Golem

Note 4 étoiles

GOLEM spectacle de la compagnie numéro 8 (75), vu le 11 juillet au théâtre La Factory à 17 h 05, dans le cadre du festival off d’Avignon (du 10 au 13 juillet).

  • Auteurs : création collective
  • Mise en rue : Alexandre Pavlata
  • Assistant à la mise en rue : Fabrice Peineau
  • Interprétation : Carole Fages, Stéfania Brannetti, Maëva Husband, Hélène Risterucci
  • Direction technique : Fabrice Peineau
  • Type de public : Tout public à partir de 3 ans
  • Genre : Art d ela rue, théâtre invisible, clown
  • Durée : 50 min

 

GOLEM c’est du théâtre de rue, de celui qu’on aime, presque invisible, qui nous inquiète et nous fait rêver, de celui qui nous charme et nous met en joie, de celui qui nous dépayse, nous touche le corps et l’âme, de celui dont on ne sort pas indemne.

 

Nous sommes nombreux à les attendre encerclant la petite place. Certains en profitent pour savourer une bonne glace. Il fait chaud. Et soudain, venues d’on ne sait d’où, elles sont là. On repère tout de suite que ce sont des femmes. Elles sont fines, de l’élégance dans le mouvement, comme passée à la poussière d’une époque révolue, comme sorties des cendres du chaudron du temps, les chaussures vernies, plates, le costume noir et bien coupé. Peut-être musiciennes ? Un vieux quatuor qui aurait perdu ses instruments ? On les connait déjà. Et pourtant elles viennent de si loin. Leurs corps élastiques ondulent sous l’action et le mouvement impulsé par on ne sait qu’elle force qui les poussent à avancer. Elles tanguent sur le bitume. Elles sont faites d’air, d’eau, de vapeur, le regard absolument ouvert sur le monde. L’absorbant, se laissant contaminer par lui, le savourant. Le moindre obstacle, par exemple cette petite marche de trottoir, est thème à réflexion, méditation, complicité, alliance entre elles pour, jamais le contourner, mais l’affronter, le déjouer, l’extirper de son évidence, le réinventer et le sortir de sa banalité.

La géographie urbaine de la rue, mais aussi nos objets familiers, nos sacs, nos éventails, nos lunettes, nos voitures, nos vélos. C’est jubilatoire. Oui, avec elles chaque instant se réinvente. Et c’est drôle.

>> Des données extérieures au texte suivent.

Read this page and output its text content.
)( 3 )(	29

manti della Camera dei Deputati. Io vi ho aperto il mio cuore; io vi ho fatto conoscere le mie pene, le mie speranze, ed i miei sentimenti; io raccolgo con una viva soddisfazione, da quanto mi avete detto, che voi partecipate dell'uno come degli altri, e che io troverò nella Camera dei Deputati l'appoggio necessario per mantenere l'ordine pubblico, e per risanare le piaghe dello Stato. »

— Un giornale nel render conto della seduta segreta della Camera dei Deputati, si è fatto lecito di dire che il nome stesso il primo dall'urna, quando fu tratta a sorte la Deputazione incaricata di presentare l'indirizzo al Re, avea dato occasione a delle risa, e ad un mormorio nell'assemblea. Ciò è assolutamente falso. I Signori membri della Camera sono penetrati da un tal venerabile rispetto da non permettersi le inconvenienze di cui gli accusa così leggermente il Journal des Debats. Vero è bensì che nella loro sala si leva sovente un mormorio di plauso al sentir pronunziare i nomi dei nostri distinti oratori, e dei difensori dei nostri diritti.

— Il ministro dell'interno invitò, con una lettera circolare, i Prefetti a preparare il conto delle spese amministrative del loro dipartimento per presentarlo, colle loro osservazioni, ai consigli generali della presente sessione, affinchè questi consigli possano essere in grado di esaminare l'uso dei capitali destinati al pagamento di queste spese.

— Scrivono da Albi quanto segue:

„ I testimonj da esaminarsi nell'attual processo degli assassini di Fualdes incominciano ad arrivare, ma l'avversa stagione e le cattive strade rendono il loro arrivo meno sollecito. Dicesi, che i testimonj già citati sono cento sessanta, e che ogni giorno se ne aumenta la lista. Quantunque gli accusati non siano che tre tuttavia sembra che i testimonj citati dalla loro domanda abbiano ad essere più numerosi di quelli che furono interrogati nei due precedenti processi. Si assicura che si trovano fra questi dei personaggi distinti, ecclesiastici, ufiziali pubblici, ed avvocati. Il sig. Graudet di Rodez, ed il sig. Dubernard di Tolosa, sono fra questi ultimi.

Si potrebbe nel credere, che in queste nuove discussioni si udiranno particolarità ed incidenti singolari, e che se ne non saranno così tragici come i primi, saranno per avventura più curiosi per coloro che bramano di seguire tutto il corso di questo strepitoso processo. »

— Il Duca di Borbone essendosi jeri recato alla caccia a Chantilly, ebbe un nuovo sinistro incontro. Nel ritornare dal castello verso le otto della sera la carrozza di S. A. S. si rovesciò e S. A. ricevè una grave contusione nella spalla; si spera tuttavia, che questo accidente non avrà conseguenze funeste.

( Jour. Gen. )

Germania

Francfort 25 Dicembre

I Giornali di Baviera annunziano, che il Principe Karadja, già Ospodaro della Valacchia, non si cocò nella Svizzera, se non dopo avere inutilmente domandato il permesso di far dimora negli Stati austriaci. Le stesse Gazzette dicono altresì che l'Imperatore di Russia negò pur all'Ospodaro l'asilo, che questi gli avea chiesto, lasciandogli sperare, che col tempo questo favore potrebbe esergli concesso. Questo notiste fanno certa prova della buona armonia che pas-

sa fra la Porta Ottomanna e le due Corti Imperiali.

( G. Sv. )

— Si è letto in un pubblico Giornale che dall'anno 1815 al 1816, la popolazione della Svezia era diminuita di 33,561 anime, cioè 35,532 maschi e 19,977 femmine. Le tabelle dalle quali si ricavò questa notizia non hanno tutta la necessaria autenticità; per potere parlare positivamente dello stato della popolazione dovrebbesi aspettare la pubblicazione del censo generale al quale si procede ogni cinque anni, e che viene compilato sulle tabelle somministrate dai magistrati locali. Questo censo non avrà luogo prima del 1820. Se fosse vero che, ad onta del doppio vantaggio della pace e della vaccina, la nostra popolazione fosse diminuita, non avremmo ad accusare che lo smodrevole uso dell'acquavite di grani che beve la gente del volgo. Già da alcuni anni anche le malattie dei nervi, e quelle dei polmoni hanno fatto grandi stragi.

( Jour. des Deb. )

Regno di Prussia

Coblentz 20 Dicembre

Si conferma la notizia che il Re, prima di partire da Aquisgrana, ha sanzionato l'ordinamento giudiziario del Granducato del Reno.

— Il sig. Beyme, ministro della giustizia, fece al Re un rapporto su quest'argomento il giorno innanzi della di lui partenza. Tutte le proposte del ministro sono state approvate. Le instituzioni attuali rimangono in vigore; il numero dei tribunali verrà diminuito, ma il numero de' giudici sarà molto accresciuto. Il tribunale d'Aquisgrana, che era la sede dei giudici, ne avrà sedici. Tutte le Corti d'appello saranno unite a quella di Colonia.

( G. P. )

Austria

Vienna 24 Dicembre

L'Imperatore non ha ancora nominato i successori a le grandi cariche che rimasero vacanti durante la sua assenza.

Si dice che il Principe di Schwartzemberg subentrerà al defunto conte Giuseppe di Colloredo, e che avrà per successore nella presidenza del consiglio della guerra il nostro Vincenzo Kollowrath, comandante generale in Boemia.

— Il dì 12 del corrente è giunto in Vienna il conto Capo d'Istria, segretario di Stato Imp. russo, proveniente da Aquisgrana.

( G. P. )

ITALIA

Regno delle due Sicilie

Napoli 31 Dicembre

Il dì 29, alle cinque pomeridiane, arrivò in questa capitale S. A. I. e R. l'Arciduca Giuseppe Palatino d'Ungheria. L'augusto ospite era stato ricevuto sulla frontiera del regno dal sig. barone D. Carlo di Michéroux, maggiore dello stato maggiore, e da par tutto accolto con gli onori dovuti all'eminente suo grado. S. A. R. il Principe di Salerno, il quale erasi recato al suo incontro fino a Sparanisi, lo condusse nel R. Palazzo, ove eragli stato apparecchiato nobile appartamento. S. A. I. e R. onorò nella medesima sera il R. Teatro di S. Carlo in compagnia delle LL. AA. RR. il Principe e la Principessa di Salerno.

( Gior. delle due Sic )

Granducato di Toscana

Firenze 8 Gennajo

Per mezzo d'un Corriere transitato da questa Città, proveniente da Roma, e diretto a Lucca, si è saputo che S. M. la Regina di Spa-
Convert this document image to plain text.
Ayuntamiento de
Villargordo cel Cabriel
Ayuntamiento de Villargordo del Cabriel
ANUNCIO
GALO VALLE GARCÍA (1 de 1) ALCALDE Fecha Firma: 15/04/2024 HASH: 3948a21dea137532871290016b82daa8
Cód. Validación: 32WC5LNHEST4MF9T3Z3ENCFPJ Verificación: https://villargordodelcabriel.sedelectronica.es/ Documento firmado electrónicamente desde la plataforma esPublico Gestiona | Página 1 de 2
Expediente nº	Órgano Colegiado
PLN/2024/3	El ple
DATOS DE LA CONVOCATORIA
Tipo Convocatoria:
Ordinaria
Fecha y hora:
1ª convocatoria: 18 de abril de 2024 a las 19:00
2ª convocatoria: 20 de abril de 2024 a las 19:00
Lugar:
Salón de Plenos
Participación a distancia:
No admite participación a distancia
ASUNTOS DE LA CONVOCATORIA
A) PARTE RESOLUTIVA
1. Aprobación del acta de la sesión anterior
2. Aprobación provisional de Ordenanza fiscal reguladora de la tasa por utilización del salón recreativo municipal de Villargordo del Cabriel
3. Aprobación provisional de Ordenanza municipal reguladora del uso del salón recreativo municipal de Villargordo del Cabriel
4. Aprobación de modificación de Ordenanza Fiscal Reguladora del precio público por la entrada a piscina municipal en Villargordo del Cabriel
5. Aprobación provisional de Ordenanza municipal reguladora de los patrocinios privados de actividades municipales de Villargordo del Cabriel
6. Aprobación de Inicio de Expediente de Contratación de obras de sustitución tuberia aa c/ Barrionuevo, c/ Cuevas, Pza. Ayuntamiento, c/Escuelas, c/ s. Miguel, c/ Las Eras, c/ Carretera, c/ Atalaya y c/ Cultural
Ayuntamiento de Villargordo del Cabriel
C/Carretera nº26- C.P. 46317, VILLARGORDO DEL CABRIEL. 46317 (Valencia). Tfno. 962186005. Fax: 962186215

Brusquement la musique jaillie. Ces quatre magnifiques femmes, créatures hors d’âge, clowns célestes au regard éternel de l’enfance, descendues dans la rue pour nous rendre visite, dansent. Et la terre se met à trembler. Et nous tremblons avec elles. C’est contagieux, insolent, obscène, rageur, violent. Les corps se tordent, se disloquent, sans limite, sans pudeur. Et d’un coup, la musique s’arrête, les laissant hagardes, stupéfaites, vidées, vides. Nous aussi d’avoir assisté à ces volcans d’énergie. Et la déambulation se poursuit.
Ce sont 50 minutes incroyables de beauté, de fragilité et de force, de surprises aussi. La complicité et l’évidence qui les unissent par la main, le pied, un pan de vêtement ou le regard est particulièrement saisissante à percevoir. Troublante aussi car elle nous renvoie à notre propre solitude, nous qui sommes si séparés les uns des autres.

Ce qui est beau, est de sentir doucement le public baisser ses résistances habituelles, et rire, se prêter au jeu, onduler sous la danse, et se surprendre à participer sans effort. C’est un spectacle d’une grande intelligence, d’une profonde poésie.

Je fais une mention particulière à la bande-son. Des morceaux de musique festive traditionnelle des Balkans, reconnaissable à ses flûtes et ses sons de crécelle. Pourtant parmi eux, j’ai cru reconnaître deux morceaux de musique soufie. Cette jonction entre la mystique juive du Golem et la mystique musulmane soufie m’a réjouie le cœur en cette déplorable période de guerre à Gaza. Un clin d’œil à la culture arabe à l’honneur en ce festival d’Avignon 2025 ? Ou peut-être ai-je rêvé….

Golem ne s’est joué que trois jours en Avignon, et déjà on en parlait. Il faut absolument ne pas les manquer si elles passent près de chez vous, ou aller les voir en tournée ! C’est un véritable coup de coeur !

Elles seront du 17 au 20 juillet au festival Châlons dans la rue à Châlons-sur-Saône (71), puis le 8 août au Fest’Art à Libourne (33).